A New Method for the Determination of Deoxyribonuclease I

Abstract

Summary. A new tubidimetric method for the determination of deoxyribonuclease I (deoxyribonuclease-oligonucleotide hydrolase, E.C.3.1.4.5) with the basic antibiotic – Neomycin Sulfate – as DNA precipitant, is proposed. The method affords the determination in purified as well as in crude systems, of enzyme activities equivalent to as little as 25 mμg crystalline DNase I. The main factors affecting the reaction of DNA with Neomycin were found to be the following : the relative concentrations of the reactants, the molecular weight of the DNA and such medium features as: pH, temperature and the presence of micro- and macroions.

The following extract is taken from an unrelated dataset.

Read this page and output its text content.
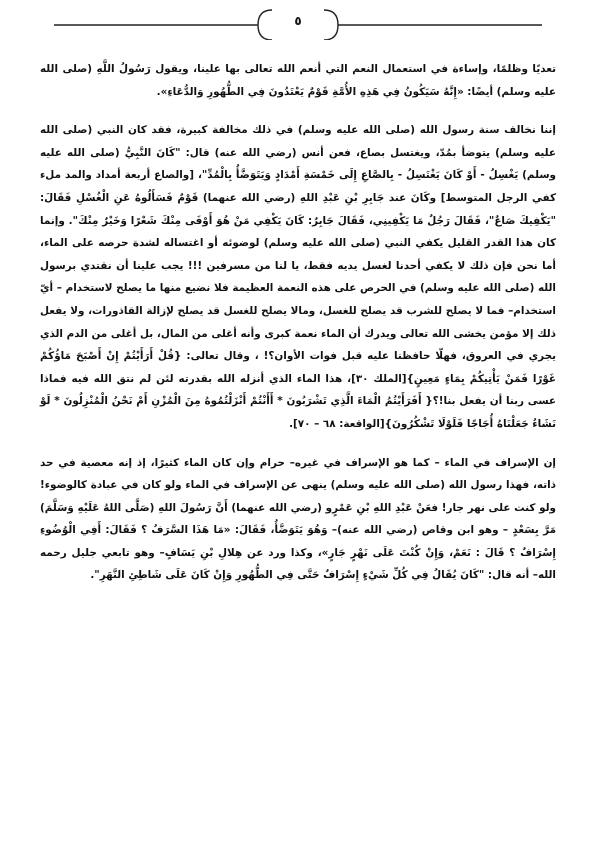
٥

تعديًا وظلمًا، وإساءة في استعمال النعم التي أنعم الله تعالى بها علينا، ويقول رَسُولُ اللَّهِ (صلى الله عليه وسلم) أيضًا: «إِنَّهُ سَيَكُونُ فِي هَذِهِ الأُمَّةِ قَوْمٌ يَعْتَدُونَ فِي الطُّهُورِ وَالدُّعَاءِ».

إننا نخالف سنة رسول الله (صلى الله عليه وسلم) في ذلك مخالفة كبيرة، فقد كان النبي (صلى الله عليه وسلم) يتوضأ بمُدّ، ويغتسل بصاع، فعن أنس (رضي الله عنه) قال: "كَانَ النَّبِيُّ (صلى الله عليه وسلم) يَغْسِلُ - أَوْ كَانَ يَغْتَسِلُ - بِالصَّاعِ إِلَى خَمْسَةِ أَمْدَادٍ وَيَتَوَضَّأُ بِالْمُدِّ"، [والصاع أربعة أمداد والمد ملء كفي الرجل المتوسط] وكَانَ عند جَابِرِ بْنِ عَبْدِ اللهِ (رضي الله عنهما) قَوْمٌ فَسَأَلُوهُ عَنِ الْغُسْلِ فَقَالَ: "يَكْفِيكَ صَاعٌ"، فَقَالَ رَجُلٌ مَا يَكْفِينِي، فَقَالَ جَابِرٌ: كَانَ يَكْفِي مَنْ هُوَ أَوْفَى مِنْكَ شَعْرًا وَخَيْرٌ مِنْكَ". وإنما كان هذا القدر القليل يكفي النبي (صلى الله عليه وسلم) لوضوئه أو اغتساله لشدة حرصه على الماء، أما نحن فإن ذلك لا يكفي أحدنا لغسل يديه فقط، يا لنا من مسرفين !!! يجب علينا أن نقتدي برسول الله (صلى الله عليه وسلم) في الحرص على هذه النعمة العظيمة فلا نضيع منها ما يصلح لاستخدام – أيّ استخدام– فما لا يصلح للشرب قد يصلح للغسل، ومالا يصلح للغسل قد يصلح لإزالة القاذورات، ولا يفعل ذلك إلا مؤمن يخشى الله تعالى ويدرك أن الماء نعمة كبرى وأنه أغلى من المال، بل أغلى من الدم الذي يجري في العروق، فهلّا حافظنا عليه قبل فوات الأوان؟! ، وقال تعالى: {قُلْ أَرَأَيْتُمْ إِنْ أَصْبَحَ مَاؤُكُمْ غَوْرًا فَمَنْ يَأْتِيكُمْ بِمَاءٍ مَعِينٍ}[الملك ٣٠]، هذا الماء الذي أنزله الله بقدرته لئن لم نتق الله فيه فماذا عسى ربنا أن يفعل بنا!؟{ أَفَرَأَيْتُمُ الْمَاءَ الَّذِي تَشْرَبُونَ * أَأَنْتُمْ أَنْزَلْتُمُوهُ مِنَ الْمُزْنِ أَمْ نَحْنُ الْمُنْزِلُونَ * لَوْ نَشَاءُ جَعَلْنَاهُ أُجَاجًا فَلَوْلَا تَشْكُرُونَ}[الواقعة: ٦٨ – ٧٠].

إن الإسراف في الماء – كما هو الإسراف في غيره– حرام وإن كان الماء كثيرًا، إذ إنه معصية في حد ذاته، فهذا رسول الله (صلى الله عليه وسلم) ينهى عن الإسراف في الماء ولو كان في عبادة كالوضوء! ولو كنت على نهر جار! فعَنْ عَبْدِ اللهِ بْنِ عَمْرٍو (رضي الله عنهما) أَنَّ رَسُولَ اللهِ (صَلَّى اللهُ عَلَيْهِ وَسَلَّمَ) مَرَّ بِسَعْدٍ – وهو ابن وقاص (رضي الله عنه)– وَهُوَ يَتَوَضَّأُ، فَقَالَ: «مَا هَذَا السَّرَفُ ؟ فَقَالَ: أَفِي الْوُضُوءِ إِسْرَافٌ ؟ قَالَ : نَعَمْ، وَإِنْ كُنْتَ عَلَى نَهْرٍ جَارٍ»، وكذا ورد عن هِلالِ بْنِ يَسَافٍ– وهو تابعي جليل رحمه الله– أنه قال: "كَانَ يُقَالُ فِي كُلِّ شَيْءٍ إِسْرَافٌ حَتَّى فِي الطُّهُورِ وَإِنْ كَانَ عَلَى شَاطِئِ النَّهَرِ".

With the present method the optimum pH was found to be at about 7.5. A broad temperature optimum between 26 and 33°C with a small peak at 28° C was observed. At pH 7.5, divalent cations activated the DNase I reaction in the order: Mn>Zn>Mg>Co>Cu>Cd>Ca>Ba. The rate of enzymic depolymerization appears to be related to the molecular weight and the biological origin of the DNA. At high substrate concentration (>1.2 mg/ml) or with high molecular weights DNAs (>2.10*) the rate of turbidity decrease was found not to parallel the actual degradation rate as determined by capillary viscometry. The relation between enzyme concentration and depolymerization rate was demonstrated by a modified Applequist plot to be approximately first order.